Un personnage atypique
Contrairement aux explorateurs de son époque, David Livingstone a un profil atypique. Cet Écossais, âgé de près de 60 ans, est né dans une famille pauvre à Blantyre, une petite ville de la banlieue sud de Glasgow, où son père est vendeur de thé ambulant. Comme nombre d’enfants de condition modeste, Livingstone est embauché dès l’âge de 10 ans dans l’une des usines de filature de la région, où il travaille 14 heures par jour dans la chaleur des métiers mécaniques à vapeur, et avec le risque de se faire happer par une machine.
Le soir, il trouve malgré tout le courage de suivre les deux heures de cours dispensés à l’école communale, où il apprend à lire et à écrire. Des efforts qui payent, puisqu’à 23 ans, il entre à l’université pour étudier la médecine. Un moyen pour lui d’échapper à cette vie.

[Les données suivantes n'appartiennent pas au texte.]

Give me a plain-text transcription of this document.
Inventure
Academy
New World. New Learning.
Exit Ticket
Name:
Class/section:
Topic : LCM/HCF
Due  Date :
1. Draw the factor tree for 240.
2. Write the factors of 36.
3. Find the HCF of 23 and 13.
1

Calviniste pratiquant comme son père, David Livingstone devient également pasteur, et compte bien sur son diplôme de médecin pour intégrer les missions évangélisatrices à l’étranger. Il espère d’abord être envoyé dans le Sichuan en Chine, ce sera finalement l’Afrique, un continent alors autant méconnu que fascinant. Le jeune homme, âgé de 28 ans, débarque au Cap, en Afrique du Sud, en décembre 1840, avant de rejoindre la mission du pasteur Joseph Moffat à Kuruman (sud-est du désert de Kalahari), aux confins des territoires connus par les Européens.
Portrait de David Livingstone. (Photo : Thomas Annan / Flickr Commons)

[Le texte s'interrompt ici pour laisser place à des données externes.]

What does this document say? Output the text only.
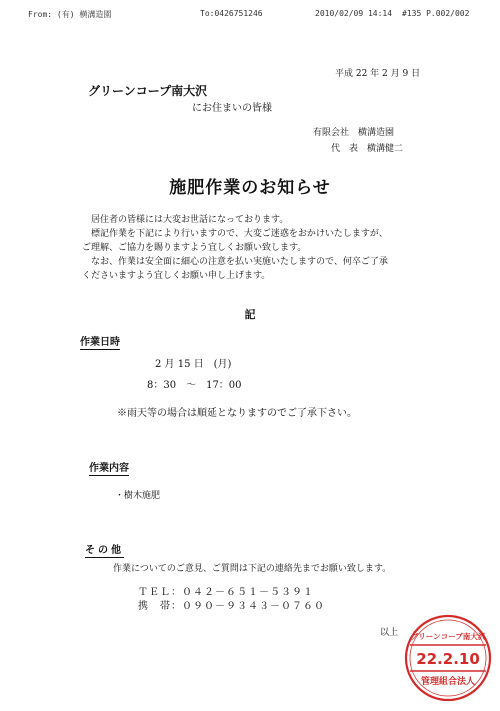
From: (有) 横溝造園	To:0426751246	2010/02/09 14:14 #135 P.002/002
平成 22 年 2 月 9 日
グリーンコープ南大沢
にお住まいの皆様
有限会社　横溝造園
代　表　横溝健二
施肥作業のお知らせ
　居住者の皆様には大変お世話になっております。
　標記作業を下記により行いますので、大変ご迷惑をおかけいたしますが、
ご理解、ご協力を賜りますよう宜しくお願い致します。
　なお、作業は安全面に細心の注意を払い実施いたしますので、何卒ご了承
くださいますよう宜しくお願い申し上げます。
記
作業日時
2 月 15 日　(月)
8：30　～　17：00
※雨天等の場合は順延となりますのでご了承下さい。
作業内容
・樹木施肥
その他
作業についてのご意見、ご質問は下記の連絡先までお願い致します。
ＴＥＬ：０４２－６５１－５３９１
携　帯：０９０－９３４３－０７６０
以上 グリーンコープ南大沢
22.2.10
管理組合法人
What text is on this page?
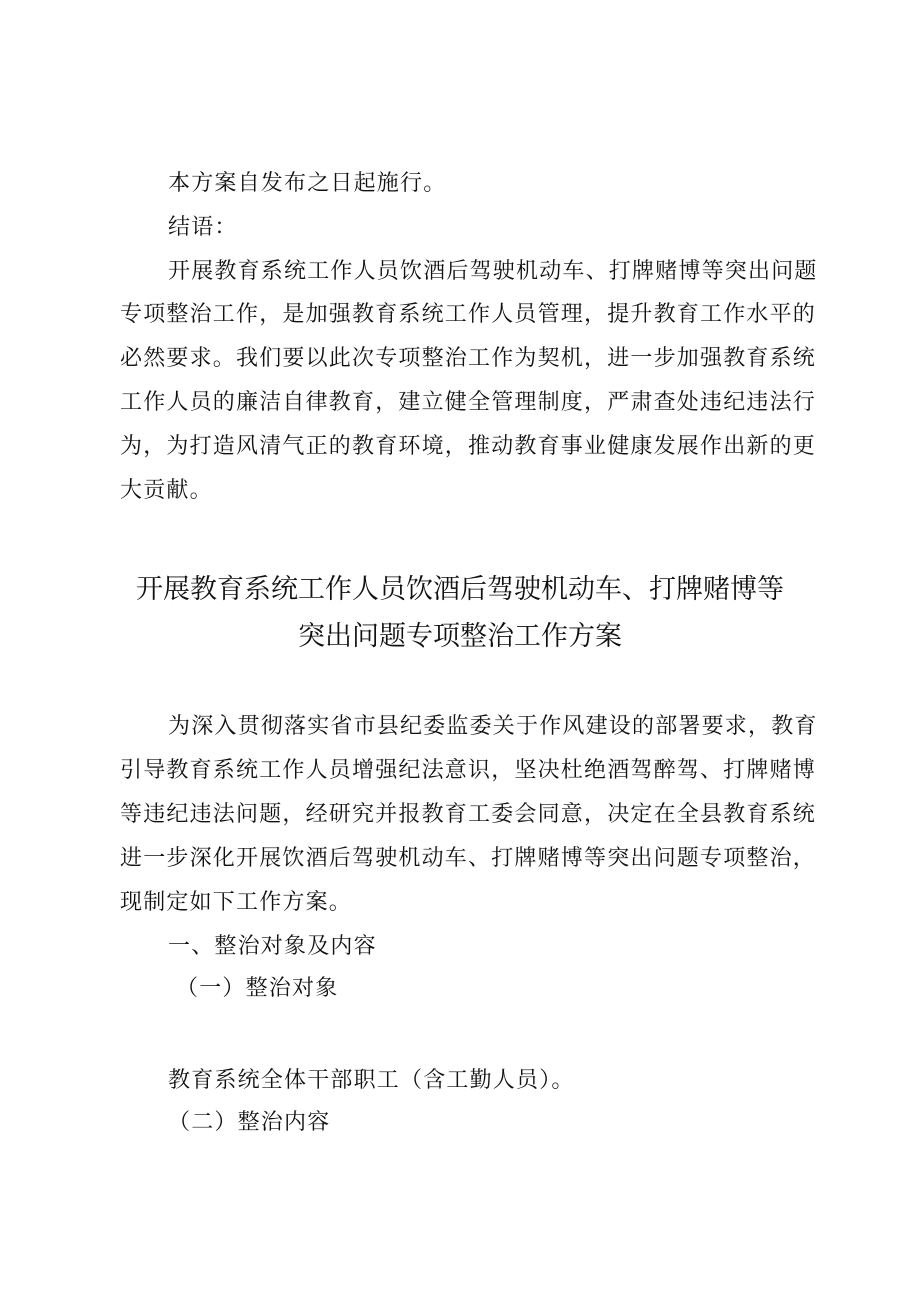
本方案自发布之日起施行。
结语：
开展教育系统工作人员饮酒后驾驶机动车、打牌赌博等突出问题
专项整治工作，是加强教育系统工作人员管理，提升教育工作水平的
必然要求。我们要以此次专项整治工作为契机，进一步加强教育系统
工作人员的廉洁自律教育，建立健全管理制度，严肃查处违纪违法行
为，为打造风清气正的教育环境，推动教育事业健康发展作出新的更
大贡献。
开展教育系统工作人员饮酒后驾驶机动车、打牌赌博等
突出问题专项整治工作方案
为深入贯彻落实省市县纪委监委关于作风建设的部署要求，教育
引导教育系统工作人员增强纪法意识，坚决杜绝酒驾醉驾、打牌赌博
等违纪违法问题，经研究并报教育工委会同意，决定在全县教育系统
进一步深化开展饮酒后驾驶机动车、打牌赌博等突出问题专项整治，
现制定如下工作方案。
一、整治对象及内容
（一）整治对象
教育系统全体干部职工（含工勤人员）。
（二）整治内容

David Livingstone est plus attiré par l’exploration que par son travail d’évangélisation. Bien que viscéralement opposé à l’esclavage (comme la majorité des missionnaires protestants de cette époque), Livingstone arrive en Afrique avec ses préjugés et sûr de sa supériorité d’Occidental. Pour lui, le seul moyen d’éviter l’esclavage sur le continent est de le christianiser, d’y apporter la civilisation et d’exploiter les richesses dont il regorge. C’est à cela qu’il s’emploie les premières années.
Piètre prêcheur (on ne lui reconnaîtra qu’un seul converti tout au long de sa carrière !), il ne se satisfait pas de cette vie sédentaire et se prend au jeu de l’exploration. Il accepte alors avec joie la possibilité qu’on lui donne de s’enfoncer toujours plus au cœur de ce territoire inconnu et inhospitalier pour créer de nouvelles missions. Soucieux de comprendre les autochtones qu’il rencontre, il apprend leur langue et s’imprègne de leur culture.

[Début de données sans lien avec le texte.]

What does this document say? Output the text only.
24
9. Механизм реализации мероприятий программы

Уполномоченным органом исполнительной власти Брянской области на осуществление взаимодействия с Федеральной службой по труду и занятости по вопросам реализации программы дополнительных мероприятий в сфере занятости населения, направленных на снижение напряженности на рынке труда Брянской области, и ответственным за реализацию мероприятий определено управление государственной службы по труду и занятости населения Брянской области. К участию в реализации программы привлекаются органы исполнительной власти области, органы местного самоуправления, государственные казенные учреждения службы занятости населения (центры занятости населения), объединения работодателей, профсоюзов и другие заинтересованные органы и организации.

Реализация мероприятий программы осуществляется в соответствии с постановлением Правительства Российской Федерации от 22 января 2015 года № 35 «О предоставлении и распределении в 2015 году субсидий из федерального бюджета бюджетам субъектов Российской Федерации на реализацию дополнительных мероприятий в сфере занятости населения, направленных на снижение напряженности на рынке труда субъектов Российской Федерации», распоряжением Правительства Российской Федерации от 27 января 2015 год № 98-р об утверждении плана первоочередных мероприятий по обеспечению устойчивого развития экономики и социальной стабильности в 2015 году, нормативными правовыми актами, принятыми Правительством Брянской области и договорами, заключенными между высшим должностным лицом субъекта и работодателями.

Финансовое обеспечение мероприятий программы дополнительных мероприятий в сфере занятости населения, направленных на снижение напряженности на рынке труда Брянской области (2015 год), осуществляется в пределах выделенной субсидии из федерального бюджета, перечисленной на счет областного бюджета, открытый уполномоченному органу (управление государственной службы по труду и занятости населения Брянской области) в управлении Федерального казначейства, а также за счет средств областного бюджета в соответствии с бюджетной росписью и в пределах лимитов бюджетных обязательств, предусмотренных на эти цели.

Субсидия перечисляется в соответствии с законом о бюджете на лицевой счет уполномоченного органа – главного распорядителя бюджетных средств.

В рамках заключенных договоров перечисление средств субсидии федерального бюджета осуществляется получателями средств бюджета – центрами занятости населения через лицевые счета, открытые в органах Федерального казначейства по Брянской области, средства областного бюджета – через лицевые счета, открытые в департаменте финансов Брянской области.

La découverte des chutes Victoria
Entre 1853 et 1856, Livingstone entreprend son premier grand voyage, la traversée intégrale du continent d’est en ouest, cartographiant les régions qu’il arpente et notant des observations scientifiques tout au long de sa route. C’est lors de ce voyage que David Livingstone a le loisir d’observer les spectaculaires chutes d’eau de Mosi-oa-tunya, le long du fleuve Zambèze (entre la Zambie et le Zimbabwe), qu’il baptise du nom de Victoria, en hommage à la souveraine britannique. L’explorateur relie Luanda, sur la côte Atlantique, à Quelimane, au bord de l’océan Indien, et devient ainsi le premier Occidental à réussir ce périple.
C’est auréolé de ses découvertes qu’il rentre en Angleterre et est accueilli en héros. La Reine le reçoit, il publie le récit de ses aventures, enchaîne les conférences et connaît ainsi la célébrité, dans son pays mais aussi en Europe.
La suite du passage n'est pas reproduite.